Feature F1 Unlocked
PALMER: Did Spain offer us a clue as to when Mercedes might be able to seriously challenge Red Bull?
The Spanish Grand Prix weekend threw up some surprise results on Saturday and some mysterious drops in form on Sunday – as well as a leap forward for Mercedes to get them a first double podium of the season.
Barcelona is an outlier circuit from the season thus far, but will become more the trend moving forwards. That’s because it’s the first permanent circuit that we’ve been to this year since the season opener in Bahrain – and even Bahrain has characteristics that are more akin to a street circuit, with really high track evolution and massive rear tyre limitations.
After an abnormal run of street circuits to kick the season off, and with Imola having been called off, Barcelona – typically the first European race and classic benchmark of the season – has come a bit later than usual.
Not only is it a track everybody knows and can attack from the start, it’s also more forgiving with the walls further away. Crucially there are major changes to how the tyres work, which I think threw up the changes to the results.
Unlike the smooth asphalt on a lot of the newly surfaced temporary tracks, the asphalt in Barcelona is very abrasive, which immediately means higher degradation as the tyres get a rougher time with constant micro-slides over the surface.

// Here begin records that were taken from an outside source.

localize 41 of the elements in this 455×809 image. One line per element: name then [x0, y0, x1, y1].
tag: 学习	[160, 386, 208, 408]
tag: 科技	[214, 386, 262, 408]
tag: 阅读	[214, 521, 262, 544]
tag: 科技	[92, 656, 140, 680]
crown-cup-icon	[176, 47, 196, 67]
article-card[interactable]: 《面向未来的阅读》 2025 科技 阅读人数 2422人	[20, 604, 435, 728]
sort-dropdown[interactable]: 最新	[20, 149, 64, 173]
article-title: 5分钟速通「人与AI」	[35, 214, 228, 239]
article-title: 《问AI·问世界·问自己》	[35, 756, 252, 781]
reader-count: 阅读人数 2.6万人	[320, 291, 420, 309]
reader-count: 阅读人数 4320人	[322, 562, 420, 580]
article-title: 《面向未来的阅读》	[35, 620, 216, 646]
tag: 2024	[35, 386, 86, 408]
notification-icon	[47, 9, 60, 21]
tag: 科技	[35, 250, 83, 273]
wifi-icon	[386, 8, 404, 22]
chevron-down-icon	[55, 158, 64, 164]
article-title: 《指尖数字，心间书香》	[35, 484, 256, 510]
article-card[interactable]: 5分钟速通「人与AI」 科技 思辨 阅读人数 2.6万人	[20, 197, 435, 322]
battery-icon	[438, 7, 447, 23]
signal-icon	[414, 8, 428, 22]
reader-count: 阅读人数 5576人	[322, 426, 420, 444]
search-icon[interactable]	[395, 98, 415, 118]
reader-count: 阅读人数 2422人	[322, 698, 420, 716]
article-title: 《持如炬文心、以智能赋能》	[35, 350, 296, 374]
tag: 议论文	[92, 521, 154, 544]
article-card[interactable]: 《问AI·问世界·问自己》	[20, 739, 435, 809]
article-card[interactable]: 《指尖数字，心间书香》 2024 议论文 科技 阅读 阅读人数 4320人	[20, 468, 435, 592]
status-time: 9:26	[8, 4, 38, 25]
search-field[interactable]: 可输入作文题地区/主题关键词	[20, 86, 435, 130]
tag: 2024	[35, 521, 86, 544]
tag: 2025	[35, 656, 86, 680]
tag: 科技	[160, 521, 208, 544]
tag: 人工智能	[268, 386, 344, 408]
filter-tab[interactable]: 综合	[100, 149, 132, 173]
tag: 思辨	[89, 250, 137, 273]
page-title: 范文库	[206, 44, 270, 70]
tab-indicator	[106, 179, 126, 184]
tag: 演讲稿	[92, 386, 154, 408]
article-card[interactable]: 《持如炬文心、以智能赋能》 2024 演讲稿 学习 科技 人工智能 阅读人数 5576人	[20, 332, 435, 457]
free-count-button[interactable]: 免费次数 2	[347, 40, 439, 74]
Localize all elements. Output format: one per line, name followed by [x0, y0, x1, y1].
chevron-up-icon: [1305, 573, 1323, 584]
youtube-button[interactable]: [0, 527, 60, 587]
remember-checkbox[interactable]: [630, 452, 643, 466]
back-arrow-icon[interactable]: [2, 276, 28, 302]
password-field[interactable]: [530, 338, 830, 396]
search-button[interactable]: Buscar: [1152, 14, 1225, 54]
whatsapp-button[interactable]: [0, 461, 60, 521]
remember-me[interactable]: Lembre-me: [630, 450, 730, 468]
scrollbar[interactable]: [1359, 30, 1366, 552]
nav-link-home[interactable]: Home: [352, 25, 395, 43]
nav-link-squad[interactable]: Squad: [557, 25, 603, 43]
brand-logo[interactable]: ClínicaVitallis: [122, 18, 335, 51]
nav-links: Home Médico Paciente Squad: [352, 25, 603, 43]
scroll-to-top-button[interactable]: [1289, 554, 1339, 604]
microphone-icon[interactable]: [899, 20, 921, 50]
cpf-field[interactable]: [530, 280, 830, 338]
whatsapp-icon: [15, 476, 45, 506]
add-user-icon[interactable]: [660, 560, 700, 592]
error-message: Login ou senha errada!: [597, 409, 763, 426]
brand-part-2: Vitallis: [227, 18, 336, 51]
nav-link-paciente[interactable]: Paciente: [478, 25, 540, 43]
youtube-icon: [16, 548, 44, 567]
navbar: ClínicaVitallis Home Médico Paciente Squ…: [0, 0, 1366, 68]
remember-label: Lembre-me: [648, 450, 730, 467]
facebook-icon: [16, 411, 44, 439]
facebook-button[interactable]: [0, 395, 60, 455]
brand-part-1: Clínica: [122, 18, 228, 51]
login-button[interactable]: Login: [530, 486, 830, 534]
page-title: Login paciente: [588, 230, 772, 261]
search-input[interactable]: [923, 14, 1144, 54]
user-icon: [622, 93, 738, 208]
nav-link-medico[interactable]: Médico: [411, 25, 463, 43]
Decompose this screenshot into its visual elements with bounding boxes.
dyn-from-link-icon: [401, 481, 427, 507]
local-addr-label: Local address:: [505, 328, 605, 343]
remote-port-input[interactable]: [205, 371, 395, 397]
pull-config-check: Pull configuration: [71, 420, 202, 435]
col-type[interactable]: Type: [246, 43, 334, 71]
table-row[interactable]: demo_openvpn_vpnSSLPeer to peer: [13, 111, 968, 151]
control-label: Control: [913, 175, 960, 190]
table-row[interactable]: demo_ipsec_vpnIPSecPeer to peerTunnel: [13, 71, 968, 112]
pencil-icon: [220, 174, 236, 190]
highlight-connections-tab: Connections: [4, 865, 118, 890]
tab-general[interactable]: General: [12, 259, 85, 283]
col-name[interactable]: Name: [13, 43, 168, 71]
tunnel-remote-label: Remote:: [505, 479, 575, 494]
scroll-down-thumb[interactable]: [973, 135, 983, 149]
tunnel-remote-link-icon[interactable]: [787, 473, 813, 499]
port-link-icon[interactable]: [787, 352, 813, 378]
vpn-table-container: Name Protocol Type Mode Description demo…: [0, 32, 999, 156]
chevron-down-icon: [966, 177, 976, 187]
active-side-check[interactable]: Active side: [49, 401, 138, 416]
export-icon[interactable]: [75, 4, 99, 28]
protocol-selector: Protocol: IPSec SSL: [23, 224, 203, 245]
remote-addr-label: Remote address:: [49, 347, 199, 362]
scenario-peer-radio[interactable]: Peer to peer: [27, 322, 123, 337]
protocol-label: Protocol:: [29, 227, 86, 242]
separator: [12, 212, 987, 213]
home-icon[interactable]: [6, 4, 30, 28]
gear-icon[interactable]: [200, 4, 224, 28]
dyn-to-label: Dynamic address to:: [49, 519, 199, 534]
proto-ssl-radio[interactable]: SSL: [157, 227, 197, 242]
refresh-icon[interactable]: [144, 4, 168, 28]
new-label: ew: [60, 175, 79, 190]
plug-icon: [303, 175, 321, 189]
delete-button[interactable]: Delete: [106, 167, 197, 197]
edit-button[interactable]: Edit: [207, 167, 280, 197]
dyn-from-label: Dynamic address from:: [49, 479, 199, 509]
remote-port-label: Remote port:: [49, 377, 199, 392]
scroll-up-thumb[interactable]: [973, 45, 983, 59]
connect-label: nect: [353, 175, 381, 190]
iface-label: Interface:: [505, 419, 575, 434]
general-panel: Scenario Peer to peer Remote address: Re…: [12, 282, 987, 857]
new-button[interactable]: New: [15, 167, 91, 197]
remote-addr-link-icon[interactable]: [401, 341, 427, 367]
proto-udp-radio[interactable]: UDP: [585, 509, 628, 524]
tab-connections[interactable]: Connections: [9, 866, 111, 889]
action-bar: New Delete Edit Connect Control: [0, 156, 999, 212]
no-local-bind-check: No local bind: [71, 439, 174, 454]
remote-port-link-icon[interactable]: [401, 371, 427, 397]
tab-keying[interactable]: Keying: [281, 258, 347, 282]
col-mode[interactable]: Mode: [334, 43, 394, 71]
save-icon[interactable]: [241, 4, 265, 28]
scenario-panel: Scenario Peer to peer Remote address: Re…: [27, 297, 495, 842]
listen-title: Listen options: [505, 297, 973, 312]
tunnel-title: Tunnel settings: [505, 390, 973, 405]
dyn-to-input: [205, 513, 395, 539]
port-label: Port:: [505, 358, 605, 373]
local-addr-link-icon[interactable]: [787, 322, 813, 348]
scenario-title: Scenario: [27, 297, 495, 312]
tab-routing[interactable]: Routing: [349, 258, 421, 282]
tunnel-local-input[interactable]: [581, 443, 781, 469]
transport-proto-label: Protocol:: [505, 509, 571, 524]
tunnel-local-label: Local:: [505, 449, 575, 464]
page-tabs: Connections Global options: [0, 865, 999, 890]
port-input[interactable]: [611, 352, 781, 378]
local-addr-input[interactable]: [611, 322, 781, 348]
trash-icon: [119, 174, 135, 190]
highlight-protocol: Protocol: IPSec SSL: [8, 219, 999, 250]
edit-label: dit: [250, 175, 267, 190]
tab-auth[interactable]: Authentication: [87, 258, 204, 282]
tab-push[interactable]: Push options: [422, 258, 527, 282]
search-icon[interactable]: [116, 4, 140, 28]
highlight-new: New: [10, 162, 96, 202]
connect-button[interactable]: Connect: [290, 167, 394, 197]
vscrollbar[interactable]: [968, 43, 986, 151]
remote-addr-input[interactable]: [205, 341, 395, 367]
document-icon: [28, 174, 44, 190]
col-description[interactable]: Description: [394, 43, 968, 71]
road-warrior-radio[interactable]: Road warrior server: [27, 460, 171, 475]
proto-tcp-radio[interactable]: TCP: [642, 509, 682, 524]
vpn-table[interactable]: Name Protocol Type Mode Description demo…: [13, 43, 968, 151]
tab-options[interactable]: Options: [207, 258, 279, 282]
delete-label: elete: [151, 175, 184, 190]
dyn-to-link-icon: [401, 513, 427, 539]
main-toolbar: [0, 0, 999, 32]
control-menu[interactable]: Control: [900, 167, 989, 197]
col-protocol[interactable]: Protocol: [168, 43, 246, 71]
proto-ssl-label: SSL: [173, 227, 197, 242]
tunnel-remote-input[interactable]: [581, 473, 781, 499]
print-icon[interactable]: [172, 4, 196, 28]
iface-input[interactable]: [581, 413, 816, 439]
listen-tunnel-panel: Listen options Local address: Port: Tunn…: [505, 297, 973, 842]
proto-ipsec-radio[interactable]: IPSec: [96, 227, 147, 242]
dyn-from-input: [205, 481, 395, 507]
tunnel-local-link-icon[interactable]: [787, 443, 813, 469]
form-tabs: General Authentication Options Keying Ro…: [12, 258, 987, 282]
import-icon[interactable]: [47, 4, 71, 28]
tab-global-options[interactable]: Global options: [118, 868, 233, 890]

The removal of the fiddly final sector chicane also amplified this effect, increasing the overall load of the tyres around the lap because they have to work much harder in fast corners than slow ones.
It also shifted the balance of tyre wear from rear to front. Typically in Barcelona you’d have to look after your front left tyre but also the rears as well, because of the clockwise nature of the circuit, fast corners and some tight traction zones.
With more fast corners added and some traction events removed in 2023, the emphasis on tyre life moved even more to the front left where the amount of long, loaded right handers will have left that tyre on the brink throughout the Grand Prix.
All of this made managing degradation a nightmare for the drivers. With front limitations it’s very hard to make a big difference from the cockpit, other than simply reducing apex speeds in the numerous fast corners. This means it was more up to car set-up and there were some big disparities between teams who were competitive on Saturday but struggling on Sunday.
McLaren didn’t get a fair comparison on Sunday, because of Lando Norris’ Turn 2 damage, but whilst the Brit’s performance on Saturday was exceptional, it seemed inevitable he’d fall further back on Sunday regardless of the damage.
This was because he over-performed in the car in qualifying, beating some of the regular front runners with many of them out of position on the grid. In cooler Catalan temperatures, McLaren got their tyres into the right working window on one lap but that meant they struggled more in race trim, as they were effectively overworking the tyre.
Haas’ Nico Hulkenberg was the clearest visualisation of this. It was another sensational qualifying performance from him but the team’s performance on Sunday was dismal. They devoured their tyres, becoming the only two drivers to three stop in the race.
Mercedes were talk of the race securing their double podium. They have significant upgrades on the car and on the face of it, it looks like they are yielding immediate results. However this has always been a strong Mercedes circuit. Last year George Russell was fighting for the lead and ended up third, while Lewis Hamilton put in an eyebrow raising performance from the back of the field.
It’s more likely that whilst the upgrades worked, the track characteristics also enhanced their performance. Canada in a couple of weeks' time might be a more interesting comparison, as it’s more akin to the street circuits we’ve had thus far.
They seem to be on the correct development path now though so like last year, they should only get more competitive from here. The gap to Red Bull and Max Verstappen remains large though and Mercedes were also flattered by their rivals under performing.
Aston Martin were subdued in Spain, partly thanks to Fernando Alonso’s high speed run through the gravel which affected his qualifying, but also the nature of the tyre energy didn’t help them.
Alonso and Aston have been supreme at nursing tyres on Sundays, looking after the rears particularly well and putting on late attacks to gain positions. The front limitations of Spain looked to be harder work for Aston Martin who couldn’t use their main strength, and for Sergio Perez as well who has always been a master of looking after the tyres on rear limited circuits.
Perez looked out of sorts all weekend and opened the door for others to take a podium they shouldn’t have had by early season form.
And then there’s Ferrari, a team that also had upgrades on this weekend but seemed to go backwards rapidly in the hands of Sainz and forwards slowly in the hands of Leclerc. Ferrari say this upgrade was just a small steer ahead of a further development push and their struggles lay more in understanding the tyres.
At the moment it seems they can be quick on one set of tyres, then bafflingly average on the next and they don’t know why – a frustrating issue they must work to understand.
But whilst Spain is an outlier thus far and we head to Montreal next, the run of summer races should fit more into this mould, with permanent race tracks of similar characteristics.
Silverstone is the next closest circuit to Barcelona coming up, with a few more races of fine tuning and additional upgrades to come first – could that be the first real chance for Mercedes to challenge Red Bull’s domination?